Tuesday, April 14, 2009

Congrats on V-Max





EMC had big news today thanks to their virtual launch of the new Symmetrix V-Max. It has garnered broad industry coverage, as well as its share of competitive brickbats.

It's a revolutionary break from the old-line monolithic array. Based on x86 components, designed with modular 'engines' to enable more granular scale-out, and built-in automated tiering makes it more like an offering from a nimble innovator like Compellent or 3Par. But with scale-up to a claimed 3PB and "tens of millions of IOPS" this is still gold-tier enterprise storage.

EMC's Chuck Hollis paints a typically empassioned view of the technology. It includes storage virtualization features such as pooling data across multiple arrays, non-disruptive data mobility and I/O load-balancing. He listed architectural approaches customers have to achieve Storage Virtualization: "today, we've got three different approaches to putting storage virtualization in the network: (1) use a server appliance (e.g. IBM SVC), (2) use an array controller (e.g. HDS USP), or (3) use an intelligent switch (e.g. EMC Invista)." Forgiving the over site of "host-based" (e.g. DataCore), this list does cover the typical enterprise, large service provider or government agency considered set. There are a number of choices each with its pros and cons.
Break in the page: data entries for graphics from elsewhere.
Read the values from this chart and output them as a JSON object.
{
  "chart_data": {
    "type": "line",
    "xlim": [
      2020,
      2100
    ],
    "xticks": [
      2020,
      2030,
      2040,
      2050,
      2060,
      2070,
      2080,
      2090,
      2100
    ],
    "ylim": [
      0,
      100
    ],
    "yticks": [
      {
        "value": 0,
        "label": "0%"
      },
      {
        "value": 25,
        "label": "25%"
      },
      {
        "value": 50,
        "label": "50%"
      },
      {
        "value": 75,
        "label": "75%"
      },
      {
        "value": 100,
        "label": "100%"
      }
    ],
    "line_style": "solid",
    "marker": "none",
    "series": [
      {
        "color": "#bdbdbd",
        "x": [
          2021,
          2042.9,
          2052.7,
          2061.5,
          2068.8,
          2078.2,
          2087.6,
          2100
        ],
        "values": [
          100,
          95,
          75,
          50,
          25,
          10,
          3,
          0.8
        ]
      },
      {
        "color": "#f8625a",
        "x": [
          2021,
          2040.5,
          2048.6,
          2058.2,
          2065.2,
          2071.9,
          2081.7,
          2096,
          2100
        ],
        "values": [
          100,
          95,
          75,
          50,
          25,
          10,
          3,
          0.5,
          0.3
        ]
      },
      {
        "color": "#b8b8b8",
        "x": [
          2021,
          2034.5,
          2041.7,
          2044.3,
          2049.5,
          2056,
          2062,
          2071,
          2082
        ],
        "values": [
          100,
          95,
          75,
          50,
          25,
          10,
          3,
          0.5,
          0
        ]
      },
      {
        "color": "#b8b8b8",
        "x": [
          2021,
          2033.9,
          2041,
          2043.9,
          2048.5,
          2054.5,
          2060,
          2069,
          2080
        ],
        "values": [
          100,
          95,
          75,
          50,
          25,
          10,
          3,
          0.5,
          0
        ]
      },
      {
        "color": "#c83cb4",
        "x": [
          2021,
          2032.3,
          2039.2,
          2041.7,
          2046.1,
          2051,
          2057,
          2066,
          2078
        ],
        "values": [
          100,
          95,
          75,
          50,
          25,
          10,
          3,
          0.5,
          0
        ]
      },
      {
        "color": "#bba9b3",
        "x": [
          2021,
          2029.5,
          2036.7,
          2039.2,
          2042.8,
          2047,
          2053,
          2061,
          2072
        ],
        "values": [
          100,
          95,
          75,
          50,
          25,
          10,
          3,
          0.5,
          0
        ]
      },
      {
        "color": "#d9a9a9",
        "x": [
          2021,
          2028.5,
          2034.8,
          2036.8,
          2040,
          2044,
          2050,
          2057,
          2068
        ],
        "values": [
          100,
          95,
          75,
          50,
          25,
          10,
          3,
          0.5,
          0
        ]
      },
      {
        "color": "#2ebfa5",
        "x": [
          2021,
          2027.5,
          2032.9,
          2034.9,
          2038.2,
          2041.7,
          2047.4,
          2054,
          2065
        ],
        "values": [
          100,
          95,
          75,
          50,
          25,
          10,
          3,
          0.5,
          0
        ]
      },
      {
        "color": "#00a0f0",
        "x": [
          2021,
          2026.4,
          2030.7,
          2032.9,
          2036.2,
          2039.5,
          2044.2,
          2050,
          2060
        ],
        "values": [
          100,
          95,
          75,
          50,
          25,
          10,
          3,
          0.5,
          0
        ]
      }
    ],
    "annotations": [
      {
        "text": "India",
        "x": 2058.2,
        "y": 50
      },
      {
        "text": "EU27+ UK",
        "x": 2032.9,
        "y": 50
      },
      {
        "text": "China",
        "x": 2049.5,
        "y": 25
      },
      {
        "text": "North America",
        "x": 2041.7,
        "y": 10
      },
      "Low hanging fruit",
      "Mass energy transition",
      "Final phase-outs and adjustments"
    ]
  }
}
And despite all the greatness of V-Max, the Storage Virtualization buyer often needs to address issues of heterogeneous storage resources, performance and vendor lock-in. Where these are issues, a fabric-based approach is still the best way to go. (And if you're an EMC shop, you can still make your sales rep happy by choosing Invista.)

Congrats to the Symmetrix team on the launch -- we're all eager to see how the new V-Max vision rolls out over the coming months.